9)    Interconnections 

The company harvests and leverages information in its recovery or resolution plans to identify options to respond to a wide range of severe but plausible internal and external stress scenarios. The company similarly leverages the identification of interconnections and interdependencies among critical operations and core business lines affiliates, subsidiaries, and third parties. 

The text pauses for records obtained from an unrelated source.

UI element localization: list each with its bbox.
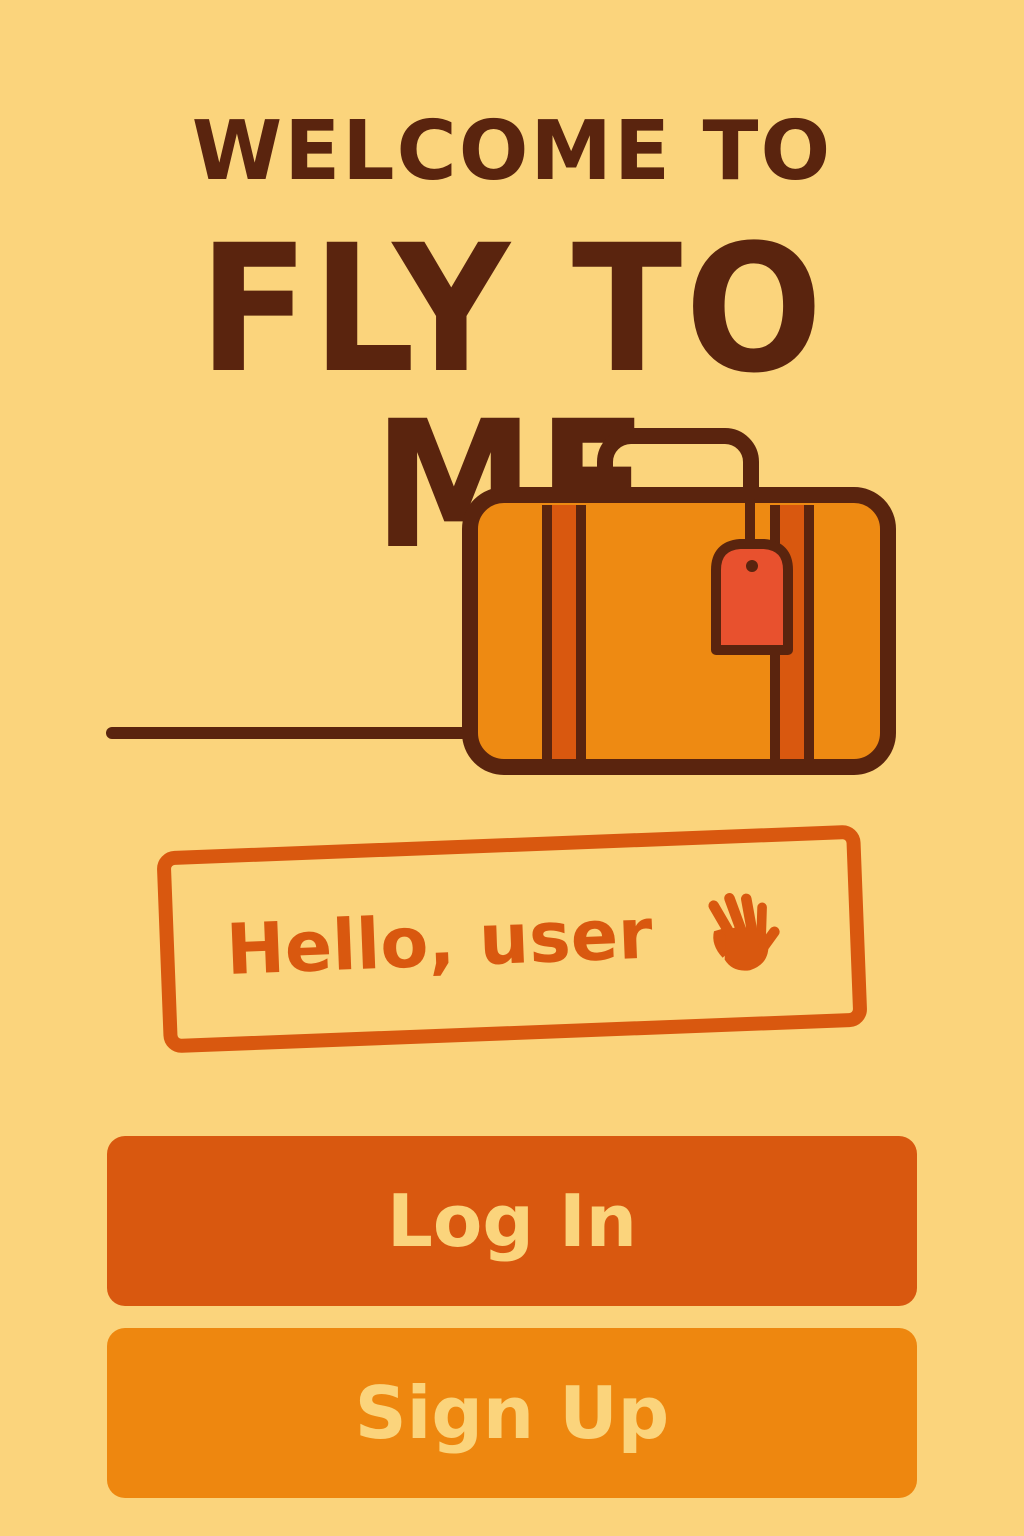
greeting-text: Hello, user	[224, 892, 655, 991]
welcome-line: WELCOME TO	[191, 104, 833, 199]
waving-hand-icon	[708, 893, 780, 971]
signup-button[interactable]: Sign Up	[107, 1328, 917, 1498]
login-button[interactable]: Log In	[107, 1136, 917, 1306]
suitcase-strap-left	[547, 505, 581, 759]
suitcase-icon	[106, 428, 896, 775]
luggage-tag-icon	[711, 539, 793, 655]
greeting-card: Hello, user	[156, 824, 868, 1054]
suitcase-body	[462, 487, 896, 775]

While sound practices prioritize business continuity and disaster recovery of critical operations and core business lines of a financial institution and its material entities,[xiii] it also should identify and address the resilience of other operations, services, and functions for which a disrupting event could have a significant adverse impact on the company or its customers.

Jonathan Foxx, Ph.D., MBA
Chairman & Managing Director 

Lenders Compliance Group

_______________________________

[i] For more information, consider the Federal Financial Institutions Examination Council (FFIEC) Information Technology Examination Handbook, which includes the booklet Business Continuity Management (November 2019). This booklet describes principles and practices for IT and operations to ensure safety and soundness, consumer financial protection, and compliance with applicable laws and regulations.
[ii] In 2021, the federal banking agencies adopted the Computer-Security Incident Notification Rule to bolster cyber defenses.
[iii] The federal banking agencies have issued interagency guidance on third-party risk management, building off of the Office of the Comptroller of the Currency’s (OCC) longstanding guidance on the topic.
[iv] Guidance includes SR letter 03-9 and OCC Bulletin 2003-14 Interagency White Paper on Sound Practices to Strengthen the Resilience of the U.S. Financial System (April 8, 2003), which outline practices for geographic diversity and resiliency of data centers and operations, as well as recovery and resumption time objectives and related testing standards for firms that perform payment, clearing, and settlement activities in critical financial markets.
[v] Idem
[vi] Op. cit. i, Section III.A. Business Impact Analysis of the FFIEC Information Technology Examination Handbook booklet Business Continuity Management describes the business impact analysis process.
[vii] Ibid, Section II.A. Board and Senior Management Responsibilities
[viii] Op. cit. iv
[ix] Op. cit. i, Section IV.A.4 Personnel
[x] Op. cit. i, Section V.C Facilities and Infrastructure
[xi] Operational risk management and independent internal (or external) audit functions should also consider remote access and any other related conditions.
[xii] Op. cit. ix
[xiii] For purposes of this article, I define a material entity as one that is significant to the activities of an identified critical operation or core business line or is financially or operationally significant to the company's recovery from a disrupting event.